I constantly see children (including one out of 2 of mine who are grown men now) come back and thank you for the positive words of encouragement to them when they were growing up.  And then if I were to only watch the Dr. Phil Show, I would think that all kids and their parents are bad people in need of his wisdom.  I think that when I see them that it's so great that he's able to impact one life at a time.

What is your feeling about social media impacting children and youth since they were first able to use it?   Have you seen the incline of bullying and other problem areas that I see?  If not, what do you observe and do you have any suggestions to the rest of my readers as to what you would advise in regard to this topic?

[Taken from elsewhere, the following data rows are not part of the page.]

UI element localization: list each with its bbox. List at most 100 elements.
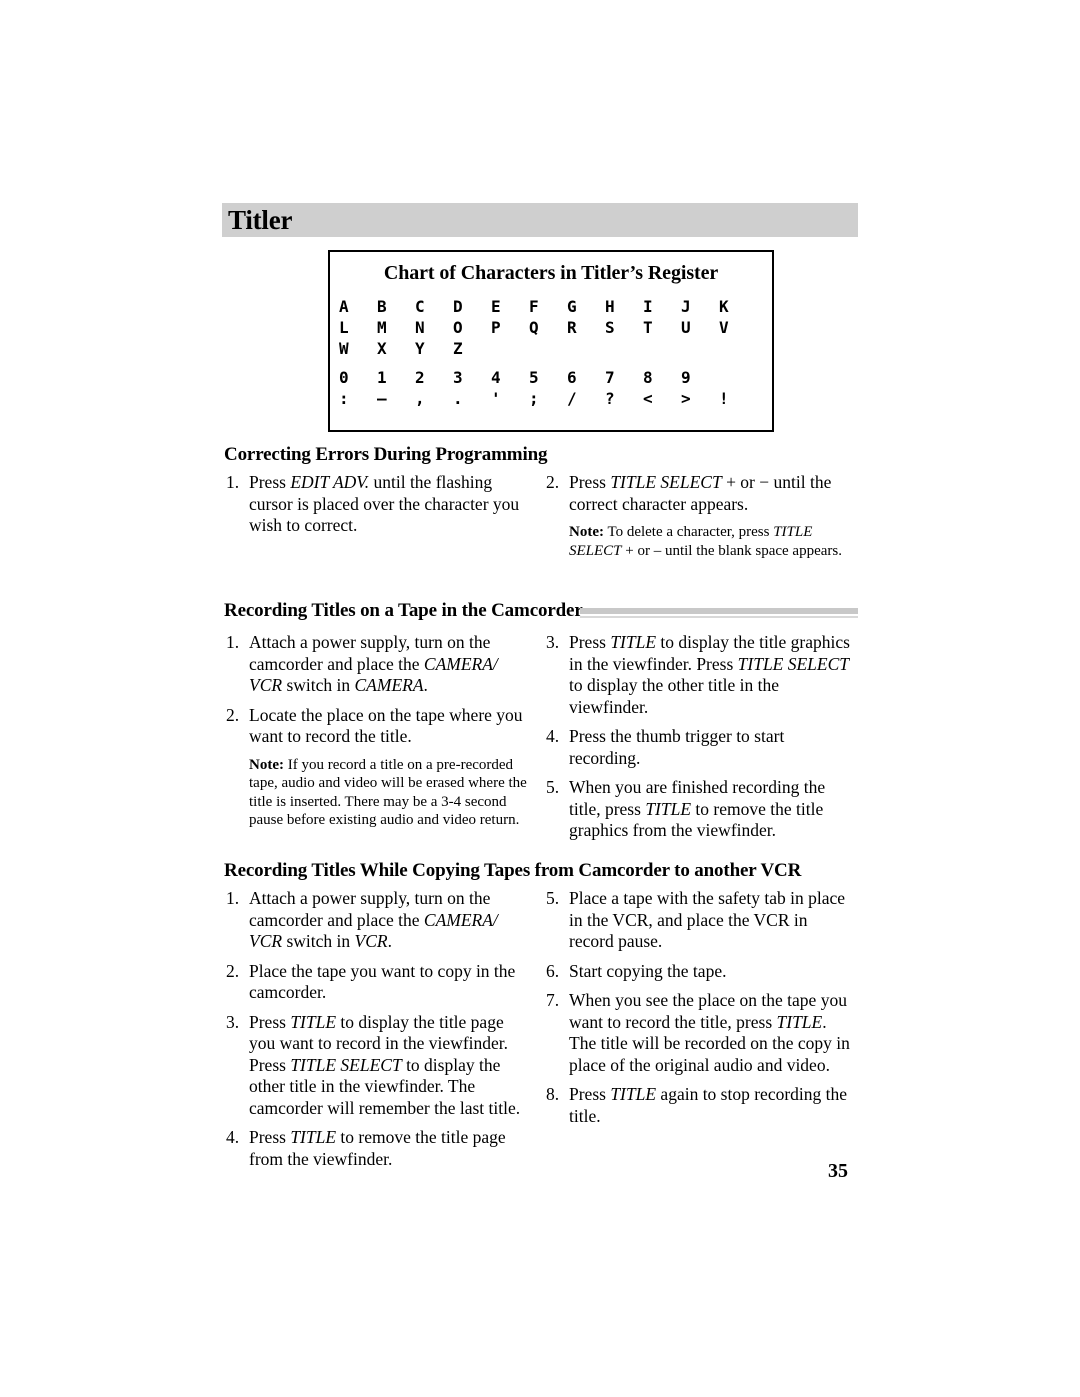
step-text: Press TITLE to display the title page yo… <box>249 1012 534 1120</box>
left-column-correcting-errors: 1. Press EDIT ADV. until the flashing cur… <box>226 472 534 545</box>
rule-thick-bar <box>580 608 858 614</box>
section-heading-correcting-errors: Correcting Errors During Programming <box>224 444 548 465</box>
character-cell: J <box>681 296 691 316</box>
character-cell: 2 <box>415 367 425 387</box>
character-cell: P <box>491 317 501 337</box>
note-label: Note: <box>569 524 604 540</box>
character-cell: K <box>719 296 729 316</box>
body-text: Locate the place on the tape where you w… <box>249 704 523 747</box>
character-cell: U <box>681 317 691 337</box>
body-text: + or – until the blank space appears. <box>621 542 842 559</box>
step-row: 1. Press EDIT ADV. until the flashing cur… <box>226 472 534 537</box>
step-number: 3. <box>546 632 560 652</box>
step-item: 1. Press EDIT ADV. until the flashing cur… <box>226 472 534 537</box>
left-column-recording-titles-copying: 1. Attach a power supply, turn on the cam… <box>226 888 534 1178</box>
step-item: 1. Attach a power supply, turn on the cam… <box>226 888 534 953</box>
character-cell: ? <box>605 388 615 408</box>
step-item: 5. When you are finished recording the ti… <box>546 777 854 842</box>
body-text: Start copying the tape. <box>569 960 727 981</box>
emphasis-text: TITLE SELECT <box>737 653 850 674</box>
character-cell: : <box>339 388 349 408</box>
character-cell: A <box>339 296 349 316</box>
character-cell: < <box>643 388 653 408</box>
emphasis-text: TITLE <box>290 1127 337 1147</box>
step-number: 8. <box>546 1084 560 1104</box>
body-text: Press <box>569 632 611 652</box>
character-chart-title: Chart of Characters in Titler’s Register <box>383 262 719 284</box>
right-column-correcting-errors: 2. Press TITLE SELECT + or − until the co… <box>546 472 854 560</box>
character-cell: > <box>681 388 691 408</box>
body-text: switch in <box>282 675 355 695</box>
character-cell: ; <box>529 388 539 408</box>
right-column-recording-titles-camcorder: 3. Press TITLE to display the title graph… <box>546 632 854 850</box>
character-cell: V <box>719 317 729 337</box>
step-note: Note: If you record a title on a pre-rec… <box>249 756 534 830</box>
character-row: A B C D E F G H I J K <box>339 296 772 317</box>
character-cell: C <box>415 296 425 316</box>
step-number: 5. <box>546 888 560 908</box>
step-number: 4. <box>226 1127 240 1147</box>
emphasis-text: TITLE <box>645 798 692 819</box>
step-item: 7. When you see the place on the tape you… <box>546 990 854 1076</box>
body-text: Press <box>569 1084 611 1104</box>
step-number: 3. <box>226 1011 240 1032</box>
section-heading-recording-titles-copying: Recording Titles While Copying Tapes fro… <box>224 860 802 881</box>
step-text: Place a tape with the safety tab in plac… <box>569 888 854 953</box>
step-item: 6. Start copying the tape. <box>546 961 854 983</box>
character-cell: D <box>453 296 463 316</box>
rule-thin-bar <box>580 616 858 618</box>
step-row: 1. Attach a power supply, turn on the cam… <box>226 632 534 697</box>
right-column-recording-titles-copying: 5. Place a tape with the safety tab in pl… <box>546 888 854 1135</box>
character-cell: M <box>377 317 387 337</box>
body-text: Press <box>249 472 291 492</box>
step-number: 2. <box>226 960 240 981</box>
step-item: 2. Place the tape you want to copy in the… <box>226 961 534 1004</box>
character-cell: 5 <box>529 367 539 387</box>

Tomorrow I will continue with this topic.  Stay tuned!

  Day 12


Evelyn Kalinosky said...

Very thought-provoking post. My two kids are grown with children of their own and I worry for my four grandchildren and how they will fare in school. I truly believe it starts at the top and what's tolerated by the administration of a school sets the stage for how kids will behave. That's not to say there won't be bullying or bad behavior by some - that's always been there - but it doesn't have to be a way of life in this world. We don't have to stand idly by and watch bullying become the norm and acts of kindness "random" or seen as heroic. Thanks for making us think!

Ann-Marie said...

Some interesting points and statistics in this post. I have to admit I am guilty of sticking my 4 year old in front of the TV so I can get my work done but I have started to limit his time as I don't want that to be his only form of entertainment.
I do worry that the young people today are not having enough human interaction. The life of texting has made it so that being able to spell is s special skill!
Great post. I look forward to reading more.

Bonnie a.k.a. LadyBlogger said...

This is an excellent piece! (I pinned it to my "e learning" and "children" Pinterest boards. You gave some really great information!